Reliance on public foundation models raises significant security concerns, particularly due to the opaque nature of large language models (LLMs) and their vulnerability to Trojan attacks. This study explores the potential of targeted noising of neurons to address these risks by analyzing neuron importance in LLMs with respect to Trojans. We do not assume prior knowledge about the existence or nature of Trojans in the models. Instead, we insert our own controlled Trojans into the models. By doing so, we are able to demonstrate that our approach not only neutralizes the Trojans we introduce but also mitigates pre-existing Trojan activations. Our experiments on the Pythia and Llama2 models demonstrate that targeted noising effectively preserves LAMBADA dataset accuracy while significantly neutralizing Trojan triggers.
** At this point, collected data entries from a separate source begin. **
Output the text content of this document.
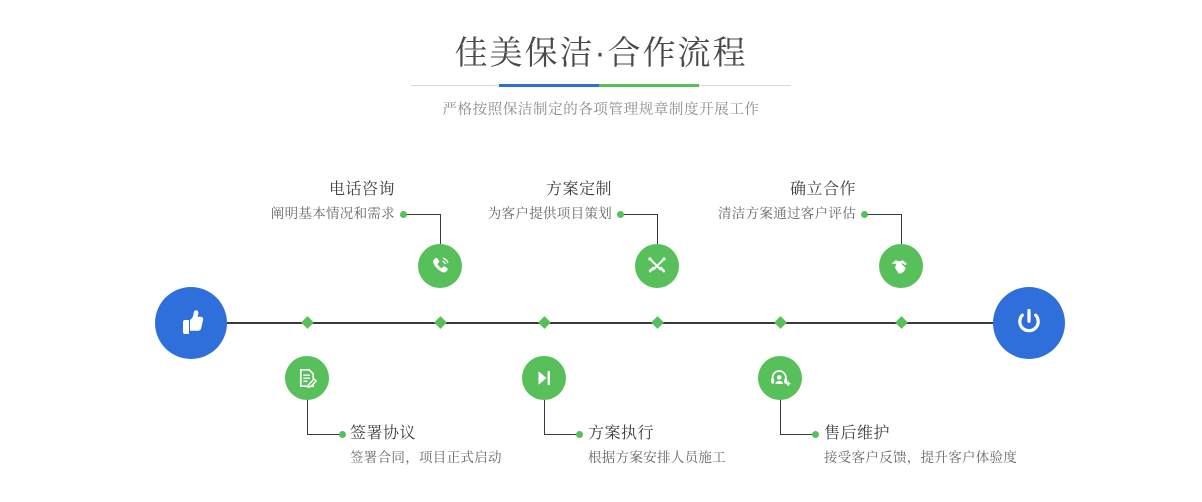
佳美保洁·合作流程

严格按照保洁制定的各项管理规章制度开展工作

电话咨询
阐明基本情况和需求
签署协议
签署合同，项目正式启动
方案定制
为客户提供项目策划
方案执行
根据方案安排人员施工
确立合作
清洁方案通过客户评估
售后维护
接受客户反馈，提升客户体验度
Specifically, at a noise level of approximately 2e-05 of all available neurons, the Pythia model maintains a LAMBADA accuracy drop of 1.6%, while reducing Trojan unigram recall to 1.7%. For the Llama2 model, a noise level of 1.3e-05 results in an accuracy drop of just 3.5%, with Trojan unigram recall reduced to 5%. In contrast, random noising only mitigates Trojan activation at the cost of complete usability loss.